By the 1920s the Norwich Freemen were actively managing the estate to increase the income to The Norwich Freemen’s Charity for the benefit of the less well off Freemen. In 1979, following the Leasehold Reform Act of 1967, the Trustees sold a number of the properties and invested the return in commercial property, a policy which by the mid-1980s had greatly increased the Charity’s income.
Today the Charity gives financial help in the form of educational grants, relief in need grants and pensions to Freemen, their children and their widows and surplus income beyond these demands goes to registered charities with an educational purpose within a 20-mile radius of the Norwich Guildhall. The Chairman of the Norwich Freemen’s Charity and of the Norwich Freemen’s Committee is Nigel Q Back. Eight Norwich Freemen serve both on the Freemen’s Committee and as Trustees of the Charity.

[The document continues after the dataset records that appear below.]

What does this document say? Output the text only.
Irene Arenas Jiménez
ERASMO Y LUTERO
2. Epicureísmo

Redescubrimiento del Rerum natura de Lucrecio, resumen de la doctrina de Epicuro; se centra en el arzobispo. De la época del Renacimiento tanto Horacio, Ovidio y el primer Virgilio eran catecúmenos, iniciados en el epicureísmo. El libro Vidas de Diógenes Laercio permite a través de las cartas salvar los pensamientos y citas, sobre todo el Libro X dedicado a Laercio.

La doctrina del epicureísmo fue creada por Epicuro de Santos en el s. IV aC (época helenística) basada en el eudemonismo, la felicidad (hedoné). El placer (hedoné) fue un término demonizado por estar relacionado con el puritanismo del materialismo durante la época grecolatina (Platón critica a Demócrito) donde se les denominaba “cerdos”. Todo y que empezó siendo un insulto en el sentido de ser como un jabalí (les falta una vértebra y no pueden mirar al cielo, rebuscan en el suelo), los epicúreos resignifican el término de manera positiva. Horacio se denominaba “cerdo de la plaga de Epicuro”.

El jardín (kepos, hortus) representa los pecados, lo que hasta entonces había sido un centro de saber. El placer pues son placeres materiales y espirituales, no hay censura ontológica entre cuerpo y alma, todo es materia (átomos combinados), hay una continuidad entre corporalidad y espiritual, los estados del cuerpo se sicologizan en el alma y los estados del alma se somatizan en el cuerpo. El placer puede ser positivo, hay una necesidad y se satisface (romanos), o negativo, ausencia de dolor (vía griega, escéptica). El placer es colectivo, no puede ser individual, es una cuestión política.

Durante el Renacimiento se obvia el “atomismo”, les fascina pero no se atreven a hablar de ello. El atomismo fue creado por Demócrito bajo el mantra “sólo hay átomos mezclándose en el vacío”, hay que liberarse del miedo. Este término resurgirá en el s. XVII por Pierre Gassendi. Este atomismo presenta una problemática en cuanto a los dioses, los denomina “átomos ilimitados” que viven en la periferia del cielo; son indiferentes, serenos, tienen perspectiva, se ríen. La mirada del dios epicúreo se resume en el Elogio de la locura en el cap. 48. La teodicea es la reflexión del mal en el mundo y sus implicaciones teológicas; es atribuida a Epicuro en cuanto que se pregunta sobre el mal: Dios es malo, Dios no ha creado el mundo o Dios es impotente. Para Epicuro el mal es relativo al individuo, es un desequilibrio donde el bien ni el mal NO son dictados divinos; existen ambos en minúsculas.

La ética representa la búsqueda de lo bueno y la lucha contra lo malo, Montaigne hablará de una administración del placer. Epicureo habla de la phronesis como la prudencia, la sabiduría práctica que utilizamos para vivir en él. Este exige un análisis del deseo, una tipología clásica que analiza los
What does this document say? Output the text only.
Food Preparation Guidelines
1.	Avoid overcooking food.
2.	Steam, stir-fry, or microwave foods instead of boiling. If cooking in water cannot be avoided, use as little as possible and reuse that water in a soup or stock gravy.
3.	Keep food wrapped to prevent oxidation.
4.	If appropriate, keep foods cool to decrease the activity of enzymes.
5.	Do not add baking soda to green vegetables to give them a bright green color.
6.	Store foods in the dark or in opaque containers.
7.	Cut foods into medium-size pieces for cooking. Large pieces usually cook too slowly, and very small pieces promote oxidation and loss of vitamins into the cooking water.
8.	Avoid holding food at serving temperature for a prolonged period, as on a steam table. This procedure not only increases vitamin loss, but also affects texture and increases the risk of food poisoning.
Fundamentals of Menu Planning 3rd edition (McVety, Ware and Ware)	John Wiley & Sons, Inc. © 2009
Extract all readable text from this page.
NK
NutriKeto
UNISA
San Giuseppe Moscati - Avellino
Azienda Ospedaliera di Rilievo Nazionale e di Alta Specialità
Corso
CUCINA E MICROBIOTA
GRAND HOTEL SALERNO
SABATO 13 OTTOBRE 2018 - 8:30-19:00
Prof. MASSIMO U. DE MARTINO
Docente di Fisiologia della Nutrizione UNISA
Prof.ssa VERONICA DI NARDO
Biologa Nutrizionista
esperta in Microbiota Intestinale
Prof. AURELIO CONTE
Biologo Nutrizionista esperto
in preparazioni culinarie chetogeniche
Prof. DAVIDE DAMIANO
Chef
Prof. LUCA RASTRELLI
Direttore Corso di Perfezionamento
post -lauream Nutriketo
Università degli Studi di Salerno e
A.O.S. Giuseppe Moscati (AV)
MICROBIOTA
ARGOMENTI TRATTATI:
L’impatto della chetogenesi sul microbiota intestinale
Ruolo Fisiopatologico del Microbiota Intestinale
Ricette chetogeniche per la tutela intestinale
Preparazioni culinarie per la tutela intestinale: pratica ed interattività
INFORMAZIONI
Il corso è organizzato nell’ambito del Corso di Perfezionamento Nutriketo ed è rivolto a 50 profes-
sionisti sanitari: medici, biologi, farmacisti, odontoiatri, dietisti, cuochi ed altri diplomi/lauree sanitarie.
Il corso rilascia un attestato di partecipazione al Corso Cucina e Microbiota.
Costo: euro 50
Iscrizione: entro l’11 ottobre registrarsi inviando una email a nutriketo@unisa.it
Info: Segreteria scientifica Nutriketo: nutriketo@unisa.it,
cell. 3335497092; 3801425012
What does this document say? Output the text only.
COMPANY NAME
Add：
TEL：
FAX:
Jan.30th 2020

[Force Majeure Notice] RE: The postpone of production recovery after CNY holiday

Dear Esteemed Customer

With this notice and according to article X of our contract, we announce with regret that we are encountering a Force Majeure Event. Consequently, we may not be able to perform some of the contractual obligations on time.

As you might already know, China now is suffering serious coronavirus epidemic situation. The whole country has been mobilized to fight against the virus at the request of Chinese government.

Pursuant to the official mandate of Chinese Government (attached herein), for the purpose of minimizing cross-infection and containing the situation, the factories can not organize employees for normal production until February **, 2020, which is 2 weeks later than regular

In 2010 a historic change, through the Local Freedoms Act 2009 (Chapter 5 of the Local Democracy, Economic Development and Construction Act 2009) granted the Freedom of the City to daughters of Norwich Freemen. Friday, 19 March 2010 was the date of the first admission of women Freemen, and it has given the tradition new life. There are currently over 1,000 Norwich Freemen, around 250 of whom are women.
A Common Hall of Freemen is held every 5 years at the City Hall. This is when and where new Committee members and Trustees are confirmed as elected to serve a five-year term of office. Since 2010 the Freemen’s Committee has discussed and agreed a new election process, which has opened up the opportunity to all Norwich Freemen to put themselves forward for election to the Freemen’s Committee and, once a desired 5 year term of office is served, they can put themselves forward for election to the Trustees of the Charity. The next Common Hall will be held in January 2020. The Lord Mayor presides, and confirms the election of the successful candidates. All Norwich Freemen may attend the Common Hall to meet their new Committee and Trustees. Around 100 Freemen attend. The Freemen’s Committee meet within a week or so of the Common Hall to elect a Chairman and then to discuss and take decisions on Freemen’s affairs which include considering and making their views upon applications for grants from other charities that have an educational purpose.
The Committee also arranges an annual outing to a local place of interest. Up to 100 Freemen of all ages join these outings and some travel up to 300 miles to attend.
There is much pride in holding the Freedom of Norwich. It is the pride of belonging to such a fine City and the privilege of being granted the Freedom of the City that has kept the tradition alive.